Wolfskrieger: Roman (German Edition)
Als kleines Kind hatte Bragi ihn geschlagen, weil er über Loki gelacht hatte, der nicht um Baldur hatte trauern wollen. Dadurch war Baldur verdammt worden, nach dem Tod ewig in der Unterwelt zu bleiben.
»Wenn du den bösen Kerl so gern hast, möchtest du vielleicht seine Qualen mit ihm teilen. Sie haben ihn für seine Untaten an einen Felsen gekettet. Soll ich dich auch anketten?«, hatte Bragi gesagt.
Disa hatte Vali beruhigt und getröstet. »Man darf nicht über alles lachen, was komisch ist. Oder wenigstens nicht zu laut.«
Er fragte sich, wie es Disa jetzt ging, und konnte nicht glauben, dass er nicht geblieben war, um ihr zu helfen. Hoffentlich war sie wohlauf. War das Ritual der Mühe wert gewesen? Sofort vergaß er die Frage wieder, weil er den Drang verspürte, hinter sich nach Norden zu blicken. In diese Richtung war er gewandert, und dorthin musste er gehen. Um jeden Preis. Doch zuerst musste er die Täuschung bewerkstelligen und dafür sorgen, dass die Männer ihm vertrauten.
»Wie habt ihr mich hier gefunden?«, wollte Vali von Orri wissen.
Orri lachte. »Im Sommer gibt es nur eine Straße nach Norden, die aber kaum benutzt wird, da die Händler lieber mit Schiffen fahren. Im Winter, wenn die Flüsse überfroren sind, führen hundert gute Wege in den Norden, und deine Wolfsmänner sind viel schwerer zu finden. Im Sommer gibt es nur eine einzige Möglichkeit für einen Hinterhalt, außerdem sind nur wenige Reisende unterwegs. Du hättest mehr Schwierigkeiten, ihnen auszuweichen, als ihnen zu begegnen.«
»Wenn die Wolfsmänner so leicht zu finden sind, frage ich mich, warum König Authun sie nicht schon längst geschnappt hat«, sagte Vali.
Hogni winkte ab. »Der König hat ganz andere Sorgen.«
Vali sagte nichts weiter dazu. Ihm war klar, dass der Sommer die beste Zeit war, um die Wolfsmänner zu fangen. Die Rentiere standen genau wie alle anderen Tiere gut im Futter und kräftig und waren daher schwer zu erlegen. Es war schwierig, ohne Speere und Schlingen zu jagen, wie es die Wolfsmänner angeblich taten. Außerdem war bekannt, dass sie den Reisenden besonders im Sommer zusetzten, und das war einer der Gründe dafür, dass sie so lange unbehelligt geblieben waren. Bei gutem Wetter fuhr der König mit dem Boot. Nur die Armen, die Dummen und die Gesetzlosen litten unter den Angriffen.
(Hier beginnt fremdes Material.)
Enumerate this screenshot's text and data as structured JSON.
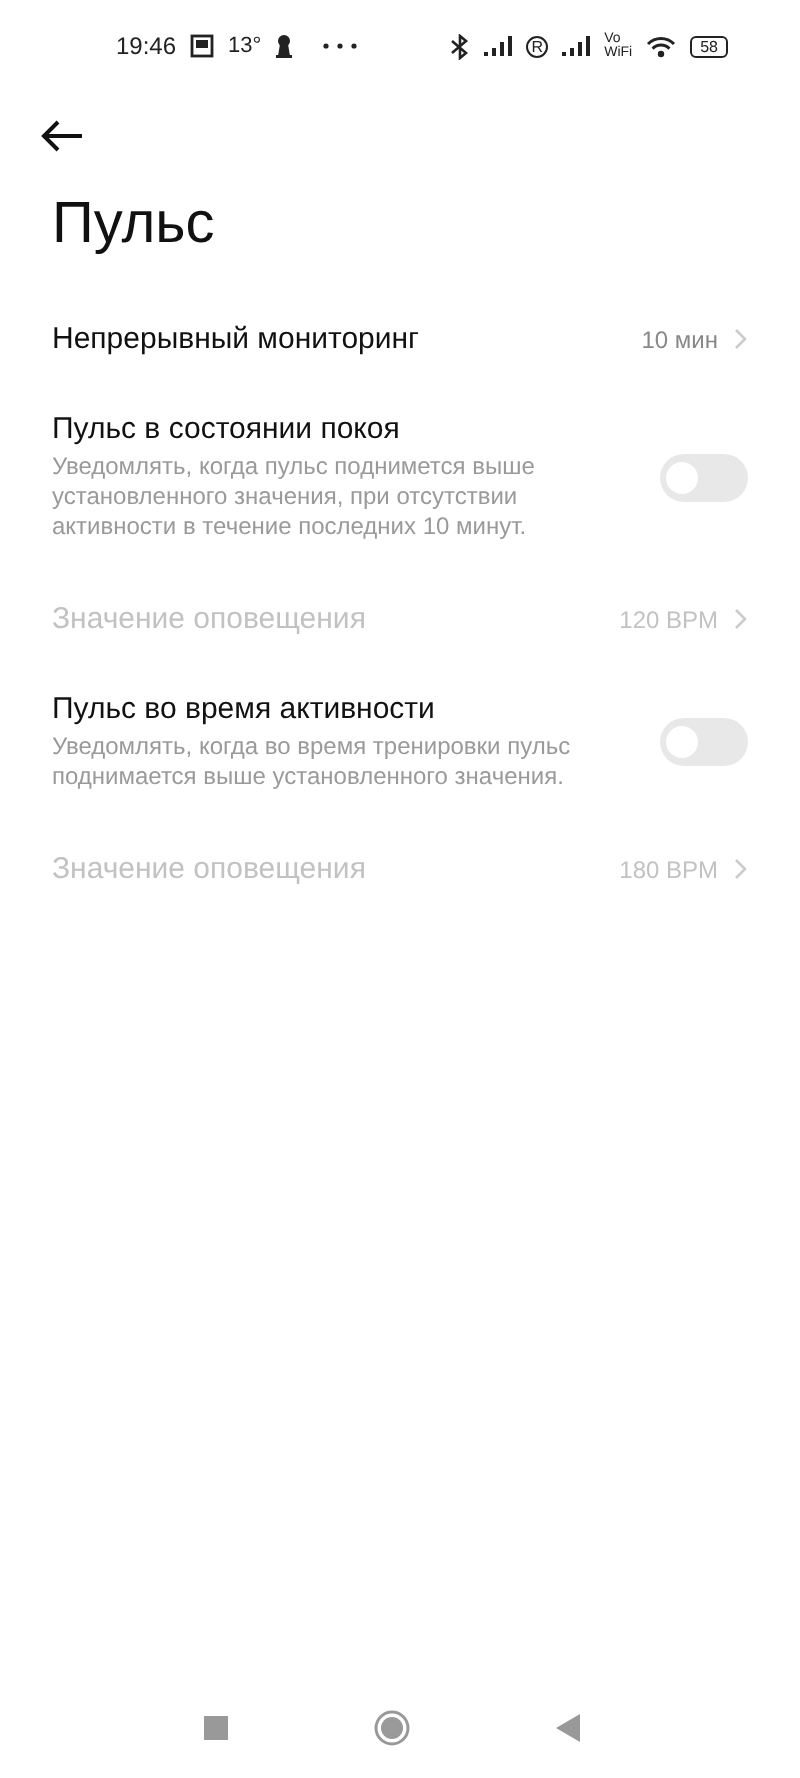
{
  "status_bar": {
    "time": "19:46",
    "temperature": "13°",
    "roaming": "R",
    "volte": [
      "Vo",
      "WiFi"
    ],
    "battery": "58"
  },
  "title": "Пульс",
  "settings": [
    {
      "kind": "link",
      "label": "Непрерывный мониторинг",
      "value": "10 мин",
      "disabled": false
    },
    {
      "kind": "toggle",
      "label": "Пульс в состоянии покоя",
      "description": "Уведомлять, когда пульс поднимется выше установленного значения, при отсутствии активности в течение последних 10 минут.",
      "on": false
    },
    {
      "kind": "link",
      "label": "Значение оповещения",
      "value": "120 BPM",
      "disabled": true
    },
    {
      "kind": "toggle",
      "label": "Пульс во время активности",
      "description": "Уведомлять, когда во время тренировки пульс поднимается выше установленного значения.",
      "on": false
    },
    {
      "kind": "link",
      "label": "Значение оповещения",
      "value": "180 BPM",
      "disabled": true
    }
  ]
}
Plötzlich überwältigte ihn die Übelkeit, als wäre die Kröte, die er sich in seinem Hals vorgestellt hatte, noch am Leben und strampelte, um herauszukommen. Er legte den Knochen weg, an dem er genagt hatte, und hatte alle Mühe, sich nicht zu übergeben. Es gelang ihm nur mit knapper Not.
»Du bist so bleich, Herr. Sagt dir unser Mahl nicht zu?«, fragte Orri.
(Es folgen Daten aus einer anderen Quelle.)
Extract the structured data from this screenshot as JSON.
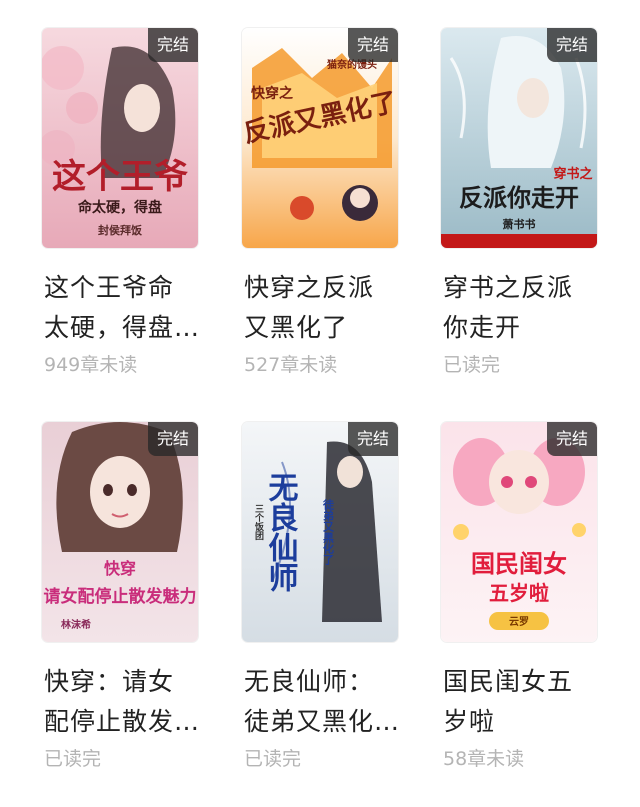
{
  "badge_label": "完结",
  "books": [
    {
      "title_line1": "这个王爷命",
      "title_line2": "太硬，得盘…",
      "status": "949章未读",
      "cover": {
        "main_text": "这个王爷",
        "sub_text": "命太硬，得盘",
        "author": "封侯拜饭",
        "bg_top": "#f6d9df",
        "bg_bottom": "#e7a9b8",
        "accent": "#b21e2a"
      }
    },
    {
      "title_line1": "快穿之反派",
      "title_line2": "又黑化了",
      "status": "527章未读",
      "cover": {
        "main_text": "反派又黑化了",
        "sub_text": "快穿之",
        "author": "猫奈的馒头",
        "bg_top": "#ffffff",
        "bg_bottom": "#f7a64a",
        "accent": "#7a1f0f"
      }
    },
    {
      "title_line1": "穿书之反派",
      "title_line2": "你走开",
      "status": "已读完",
      "cover": {
        "main_text": "反派你走开",
        "sub_text": "穿书之",
        "author": "萧书书",
        "bg_top": "#dbe9ef",
        "bg_bottom": "#9bbac6",
        "accent": "#1c1c1c"
      }
    },
    {
      "title_line1": "快穿：请女",
      "title_line2": "配停止散发…",
      "status": "已读完",
      "cover": {
        "main_text": "请女配停止散发魅力",
        "sub_text": "快穿",
        "author": "林沫希",
        "bg_top": "#e9cfd6",
        "bg_bottom": "#f3e4e8",
        "accent": "#c92d7b"
      }
    },
    {
      "title_line1": "无良仙师：",
      "title_line2": "徒弟又黑化…",
      "status": "已读完",
      "cover": {
        "main_text": "无良仙师",
        "sub_text": "徒弟又黑化了",
        "author": "三个饭团",
        "bg_top": "#f4f6f8",
        "bg_bottom": "#d5dde4",
        "accent": "#1c3d9c"
      }
    },
    {
      "title_line1": "国民闺女五",
      "title_line2": "岁啦",
      "status": "58章未读",
      "cover": {
        "main_text": "国民闺女",
        "sub_text": "五岁啦",
        "author": "云罗",
        "bg_top": "#fbe3ea",
        "bg_bottom": "#fdf3f5",
        "accent": "#e11d3c"
      }
    }
  ]
}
Vali riss sich zusammen. »Wir werden jetzt in meine Heimat aufbrechen«, verkündete er.
»Wir haben noch nicht geschlafen, Herr.«
»Ich schon«, entgegnete Vali. »Wir brechen sofort auf.«
Die beiden Männer beklagten sich nicht, sondern standen auf und legten den Pferden das Zaumzeug an. Unterdessen kämpfte Vali die aufsteigende Übelkeit nieder und stellte ihnen viele Fragen über seine Heimat. Traf es zu, dass sein Vater Wölfe als Haustiere hielt? Genau genommen wusste er ja, dass dies nicht der Wahrheit entsprach, und dennoch… Kamen immer noch Reisende aus dem Osten nach Horda? Waren die Mädchen in Horda immer noch so hübsch wie früher?
»Es geht das Gerücht, du hättest nur Augen für das Bauernmädchen, Herr.«
Vali überwand sich und stieß ein Lachen aus. Er hatte die Unterhaltung in die gewünschte Richtung gelenkt.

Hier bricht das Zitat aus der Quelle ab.